Wcześniej projekt ustawy pozytywnie ocenili przedstawiciele wszystkich klubów sejmowych biorących udział w dyskusji: PiS, KO, Lewica, PSL i koło Konfederacji.
Nowe regulacje nowelizujące Kodeks postępowania karnego mają na celu uściślenie obowiązujących przepisów odnoszących się do gwarancji procesowych przysługujących pokrzywdzonym, szczególnie osobom małoletnim. Chodzi o wprowadzenie dwóch zapisów, które dostosowywałyby polski kodeks do unijnych dyrektyw.
"Na takie rozwiązania czekano przez wiele lat". Wiceminister sprawiedliwości o ustawie antyprzemocowej
"Rozciągnięcie standardów"
Pierwszy z nich wprowadza zasadę domniemania wieku pokrzywdzonego. - Celem jest rozciągnięcie stosowania szczególnych standardów odnoszących się do pokrzywdzonych dzieci na osoby, których wieku nie można ustalić, np. cudzoziemców, których tożsamość jest nieznana, zaś ich cechy fizyczne i psychiczne mogą świadczyć o tym, że są osobami niepełnoletnimi - zaznaczono.

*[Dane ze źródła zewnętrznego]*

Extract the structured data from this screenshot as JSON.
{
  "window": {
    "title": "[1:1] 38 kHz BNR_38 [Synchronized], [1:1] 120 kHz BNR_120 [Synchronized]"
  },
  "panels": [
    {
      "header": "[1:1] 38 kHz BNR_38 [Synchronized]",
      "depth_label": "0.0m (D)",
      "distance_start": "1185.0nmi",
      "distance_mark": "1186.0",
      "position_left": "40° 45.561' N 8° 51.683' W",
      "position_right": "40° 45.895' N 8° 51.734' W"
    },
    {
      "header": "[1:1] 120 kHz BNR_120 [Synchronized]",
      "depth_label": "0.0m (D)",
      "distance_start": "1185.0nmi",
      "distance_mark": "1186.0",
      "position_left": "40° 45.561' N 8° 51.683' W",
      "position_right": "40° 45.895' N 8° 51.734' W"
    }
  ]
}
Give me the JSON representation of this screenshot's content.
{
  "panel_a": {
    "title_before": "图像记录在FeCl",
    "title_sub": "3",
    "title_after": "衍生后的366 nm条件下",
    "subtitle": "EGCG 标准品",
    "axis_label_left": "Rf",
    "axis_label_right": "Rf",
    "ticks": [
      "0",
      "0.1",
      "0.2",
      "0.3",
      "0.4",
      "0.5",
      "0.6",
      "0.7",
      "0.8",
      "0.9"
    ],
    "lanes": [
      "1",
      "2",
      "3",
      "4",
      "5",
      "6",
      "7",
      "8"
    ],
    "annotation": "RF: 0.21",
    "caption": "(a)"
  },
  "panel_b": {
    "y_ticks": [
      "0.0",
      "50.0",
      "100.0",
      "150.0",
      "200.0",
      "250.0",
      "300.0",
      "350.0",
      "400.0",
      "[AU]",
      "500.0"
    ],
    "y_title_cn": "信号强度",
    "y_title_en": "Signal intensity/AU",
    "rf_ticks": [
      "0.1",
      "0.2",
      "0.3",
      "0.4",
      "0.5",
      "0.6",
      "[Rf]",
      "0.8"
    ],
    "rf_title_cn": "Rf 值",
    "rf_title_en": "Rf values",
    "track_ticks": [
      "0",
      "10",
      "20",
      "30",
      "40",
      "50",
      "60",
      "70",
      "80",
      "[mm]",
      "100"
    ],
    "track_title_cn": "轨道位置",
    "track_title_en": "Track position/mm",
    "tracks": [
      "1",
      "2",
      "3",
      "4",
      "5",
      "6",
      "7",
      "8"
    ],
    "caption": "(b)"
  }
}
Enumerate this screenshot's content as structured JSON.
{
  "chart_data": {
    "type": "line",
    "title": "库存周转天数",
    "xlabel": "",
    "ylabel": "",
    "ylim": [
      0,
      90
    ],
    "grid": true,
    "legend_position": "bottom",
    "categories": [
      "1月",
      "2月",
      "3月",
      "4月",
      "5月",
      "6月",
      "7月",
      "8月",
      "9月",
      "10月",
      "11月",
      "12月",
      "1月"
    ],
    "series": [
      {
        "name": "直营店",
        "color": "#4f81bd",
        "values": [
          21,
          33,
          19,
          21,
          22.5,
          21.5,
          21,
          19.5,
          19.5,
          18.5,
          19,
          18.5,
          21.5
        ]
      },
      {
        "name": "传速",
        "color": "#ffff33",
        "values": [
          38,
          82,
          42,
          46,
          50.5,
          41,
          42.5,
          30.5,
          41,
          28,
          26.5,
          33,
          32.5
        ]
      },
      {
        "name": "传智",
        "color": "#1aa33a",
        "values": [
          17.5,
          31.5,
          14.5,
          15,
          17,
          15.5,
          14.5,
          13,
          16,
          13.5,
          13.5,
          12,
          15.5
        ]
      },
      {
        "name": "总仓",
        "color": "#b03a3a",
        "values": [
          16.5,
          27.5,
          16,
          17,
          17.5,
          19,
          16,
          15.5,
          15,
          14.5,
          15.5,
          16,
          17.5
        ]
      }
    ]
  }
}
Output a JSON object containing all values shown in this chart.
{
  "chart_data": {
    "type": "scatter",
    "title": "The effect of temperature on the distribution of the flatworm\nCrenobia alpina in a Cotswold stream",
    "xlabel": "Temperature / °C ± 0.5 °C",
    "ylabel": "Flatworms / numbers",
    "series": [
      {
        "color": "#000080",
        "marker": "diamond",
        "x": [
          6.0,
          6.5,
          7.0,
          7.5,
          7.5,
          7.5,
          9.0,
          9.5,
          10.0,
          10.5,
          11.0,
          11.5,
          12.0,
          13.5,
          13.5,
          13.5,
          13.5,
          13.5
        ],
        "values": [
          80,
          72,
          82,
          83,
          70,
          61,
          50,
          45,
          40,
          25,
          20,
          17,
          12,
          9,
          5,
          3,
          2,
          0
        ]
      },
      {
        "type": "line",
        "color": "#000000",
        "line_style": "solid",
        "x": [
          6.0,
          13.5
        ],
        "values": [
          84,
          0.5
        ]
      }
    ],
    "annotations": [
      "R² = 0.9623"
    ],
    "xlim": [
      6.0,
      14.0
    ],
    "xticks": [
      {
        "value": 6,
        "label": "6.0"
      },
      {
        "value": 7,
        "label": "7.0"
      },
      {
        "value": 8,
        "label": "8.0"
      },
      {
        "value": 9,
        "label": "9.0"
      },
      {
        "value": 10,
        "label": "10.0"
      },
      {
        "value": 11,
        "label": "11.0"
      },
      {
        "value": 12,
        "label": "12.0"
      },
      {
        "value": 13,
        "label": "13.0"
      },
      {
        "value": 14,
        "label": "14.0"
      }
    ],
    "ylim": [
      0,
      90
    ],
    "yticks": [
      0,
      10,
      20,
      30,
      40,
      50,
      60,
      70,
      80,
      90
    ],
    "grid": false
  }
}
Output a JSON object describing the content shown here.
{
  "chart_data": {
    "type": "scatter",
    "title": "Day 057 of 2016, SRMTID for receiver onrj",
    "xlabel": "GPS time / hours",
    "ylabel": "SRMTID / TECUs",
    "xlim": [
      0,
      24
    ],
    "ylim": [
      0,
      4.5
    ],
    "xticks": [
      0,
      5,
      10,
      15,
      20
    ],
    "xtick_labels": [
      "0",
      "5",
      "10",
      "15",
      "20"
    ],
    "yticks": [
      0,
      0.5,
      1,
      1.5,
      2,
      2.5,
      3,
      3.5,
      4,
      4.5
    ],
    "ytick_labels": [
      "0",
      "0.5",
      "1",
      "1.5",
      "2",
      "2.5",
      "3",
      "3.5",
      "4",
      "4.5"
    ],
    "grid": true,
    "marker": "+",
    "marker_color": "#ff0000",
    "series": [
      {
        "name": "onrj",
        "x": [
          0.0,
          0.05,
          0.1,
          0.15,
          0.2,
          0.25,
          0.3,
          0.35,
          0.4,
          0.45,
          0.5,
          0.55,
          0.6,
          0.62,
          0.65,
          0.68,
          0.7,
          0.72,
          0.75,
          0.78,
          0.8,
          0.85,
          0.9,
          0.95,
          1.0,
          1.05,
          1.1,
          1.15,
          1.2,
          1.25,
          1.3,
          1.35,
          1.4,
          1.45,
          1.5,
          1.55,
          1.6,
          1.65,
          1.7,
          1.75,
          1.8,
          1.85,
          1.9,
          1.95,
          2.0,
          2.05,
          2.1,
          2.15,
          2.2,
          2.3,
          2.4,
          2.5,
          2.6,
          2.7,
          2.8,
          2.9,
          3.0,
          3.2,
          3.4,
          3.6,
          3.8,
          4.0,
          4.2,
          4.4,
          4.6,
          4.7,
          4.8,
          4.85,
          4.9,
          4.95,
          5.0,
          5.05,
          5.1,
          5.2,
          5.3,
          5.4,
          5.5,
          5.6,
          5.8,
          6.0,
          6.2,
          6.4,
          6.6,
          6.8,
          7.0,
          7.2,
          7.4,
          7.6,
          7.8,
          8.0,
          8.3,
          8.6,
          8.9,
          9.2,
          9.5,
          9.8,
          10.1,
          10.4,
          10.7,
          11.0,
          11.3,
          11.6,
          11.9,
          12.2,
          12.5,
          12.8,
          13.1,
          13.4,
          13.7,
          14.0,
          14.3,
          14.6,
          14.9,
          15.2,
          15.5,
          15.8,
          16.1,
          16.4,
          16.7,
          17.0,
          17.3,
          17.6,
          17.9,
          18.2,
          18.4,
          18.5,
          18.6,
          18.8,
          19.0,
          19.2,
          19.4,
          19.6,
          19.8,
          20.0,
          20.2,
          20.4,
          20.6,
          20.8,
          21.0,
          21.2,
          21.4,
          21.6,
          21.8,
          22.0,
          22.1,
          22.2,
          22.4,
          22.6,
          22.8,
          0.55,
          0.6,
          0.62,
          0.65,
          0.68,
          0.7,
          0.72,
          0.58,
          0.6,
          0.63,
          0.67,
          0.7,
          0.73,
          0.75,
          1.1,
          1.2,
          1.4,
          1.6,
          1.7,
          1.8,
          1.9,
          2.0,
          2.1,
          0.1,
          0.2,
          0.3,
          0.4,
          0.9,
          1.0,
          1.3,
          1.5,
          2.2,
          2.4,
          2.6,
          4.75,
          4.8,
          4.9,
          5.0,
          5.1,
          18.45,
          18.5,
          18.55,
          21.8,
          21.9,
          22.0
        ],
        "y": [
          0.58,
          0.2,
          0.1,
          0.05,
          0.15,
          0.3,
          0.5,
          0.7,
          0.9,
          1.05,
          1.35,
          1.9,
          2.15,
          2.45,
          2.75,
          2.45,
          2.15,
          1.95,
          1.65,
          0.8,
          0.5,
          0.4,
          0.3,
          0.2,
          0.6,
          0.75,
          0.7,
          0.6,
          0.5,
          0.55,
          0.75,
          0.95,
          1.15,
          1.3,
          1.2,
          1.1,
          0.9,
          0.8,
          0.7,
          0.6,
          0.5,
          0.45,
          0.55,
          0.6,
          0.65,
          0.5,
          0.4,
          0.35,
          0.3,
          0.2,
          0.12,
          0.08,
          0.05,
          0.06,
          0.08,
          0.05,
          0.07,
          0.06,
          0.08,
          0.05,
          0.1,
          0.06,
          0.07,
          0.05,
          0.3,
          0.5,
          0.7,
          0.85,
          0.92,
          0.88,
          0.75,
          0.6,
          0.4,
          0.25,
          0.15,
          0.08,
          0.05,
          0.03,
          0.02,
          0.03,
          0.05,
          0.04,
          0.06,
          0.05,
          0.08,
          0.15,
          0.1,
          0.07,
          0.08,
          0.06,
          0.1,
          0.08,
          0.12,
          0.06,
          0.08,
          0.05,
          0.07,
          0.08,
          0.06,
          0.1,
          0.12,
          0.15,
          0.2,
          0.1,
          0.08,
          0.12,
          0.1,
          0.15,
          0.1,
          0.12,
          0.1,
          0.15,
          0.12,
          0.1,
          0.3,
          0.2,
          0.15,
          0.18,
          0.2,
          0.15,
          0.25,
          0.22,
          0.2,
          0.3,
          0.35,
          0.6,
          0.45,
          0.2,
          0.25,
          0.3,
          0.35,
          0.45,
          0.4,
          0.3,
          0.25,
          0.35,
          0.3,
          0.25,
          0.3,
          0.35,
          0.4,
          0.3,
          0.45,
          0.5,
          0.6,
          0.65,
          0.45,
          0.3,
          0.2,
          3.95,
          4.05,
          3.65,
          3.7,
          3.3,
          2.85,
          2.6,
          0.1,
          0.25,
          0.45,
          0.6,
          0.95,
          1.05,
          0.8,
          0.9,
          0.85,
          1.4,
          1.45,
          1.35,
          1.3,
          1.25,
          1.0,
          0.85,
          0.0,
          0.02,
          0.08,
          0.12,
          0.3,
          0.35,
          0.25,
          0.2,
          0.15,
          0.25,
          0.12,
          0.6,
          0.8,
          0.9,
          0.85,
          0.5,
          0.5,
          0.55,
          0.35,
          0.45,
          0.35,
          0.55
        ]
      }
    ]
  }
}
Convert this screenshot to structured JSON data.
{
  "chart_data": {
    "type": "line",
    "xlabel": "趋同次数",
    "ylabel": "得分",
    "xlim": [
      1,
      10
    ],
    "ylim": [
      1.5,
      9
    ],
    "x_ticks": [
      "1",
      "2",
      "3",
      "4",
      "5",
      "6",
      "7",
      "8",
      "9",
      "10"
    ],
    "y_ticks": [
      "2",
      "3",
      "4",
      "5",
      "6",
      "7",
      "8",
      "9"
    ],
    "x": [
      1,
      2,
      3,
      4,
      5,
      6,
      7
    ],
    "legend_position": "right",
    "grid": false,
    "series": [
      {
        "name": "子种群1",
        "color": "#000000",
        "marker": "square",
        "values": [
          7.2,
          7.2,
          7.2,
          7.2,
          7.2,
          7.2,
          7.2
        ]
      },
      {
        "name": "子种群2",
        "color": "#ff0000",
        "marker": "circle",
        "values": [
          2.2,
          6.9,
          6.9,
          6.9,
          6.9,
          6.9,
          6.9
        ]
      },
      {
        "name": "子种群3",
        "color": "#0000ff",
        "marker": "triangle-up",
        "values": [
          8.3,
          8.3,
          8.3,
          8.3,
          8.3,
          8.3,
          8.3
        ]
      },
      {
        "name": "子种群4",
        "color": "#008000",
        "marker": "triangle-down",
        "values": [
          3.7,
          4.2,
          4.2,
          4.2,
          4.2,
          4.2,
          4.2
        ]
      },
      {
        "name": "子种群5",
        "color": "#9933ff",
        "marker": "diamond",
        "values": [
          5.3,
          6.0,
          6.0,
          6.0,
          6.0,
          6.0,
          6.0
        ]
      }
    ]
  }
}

- Mamy rocznie kilkadziesiąt spraw z zakresu handlu ludźmi w naszym kraju i często pokrzywdzeni, osoby małoletnie, trafiają bez dokumentów do naszego kraju, jako ofiary handlu ludźmi. Bardzo trudno jest ustalić ich wiek. (...) W tym momencie wprowadzamy domniemanie małoletności - wskazywał w Sejmie wiceminister sprawiedliwości Marcin Warchoł. Jak wyjaśniał, będzie to oznaczało domniemanie, że "ten, kto wygląda jak małoletni, rzeczywiście małoletnim jest i korzysta z wszystkich przysługujących mu uprawnień małoletniego pokrzywdzonego".
Czytaj także:
Natomiast drugi z przepisów nakłada na prowadzących postępowanie obowiązek ustalania okoliczności dotyczących "właściwości i warunków osobistych pokrzywdzonego, a także rodzaju i rozmiaru ujemnych następstw przestępstwa". Przykładowo przed rozpoczęciem przesłuchania od pokrzywdzonego odbierane byłoby oświadczenie, czy chce on stosowania przewidzianych w kodeksie środków ochrony - chodzi m.in. o jednokrotne przesłuchanie pokrzywdzonego, możliwość nagrania czynności, przesłuchanie na odległość, wyproszenie z sali oskarżonego na czas przesłuchania albo wyłączenie jawności postępowania.
- Dziś nie wystarcza w praktyce jedynie przekazanie kartki papieru z informacjami dla pokrzywdzonego o tym, jakie przysługują mu uprawnienia - tłumaczył Warchoł. - Wprowadzany przepis zakłada wejście w dialog przez organ procesowy - prokuratora lub sąd - z takim pokrzywdzonym i odebranie od niego informacji, czy rzeczywiście zapoznał się z tymi uprawnieniami, czy wie, co może w postępowaniu, czy rozumie udzieloną mu informację i czy chce z tego skorzystać - wyjaśnił.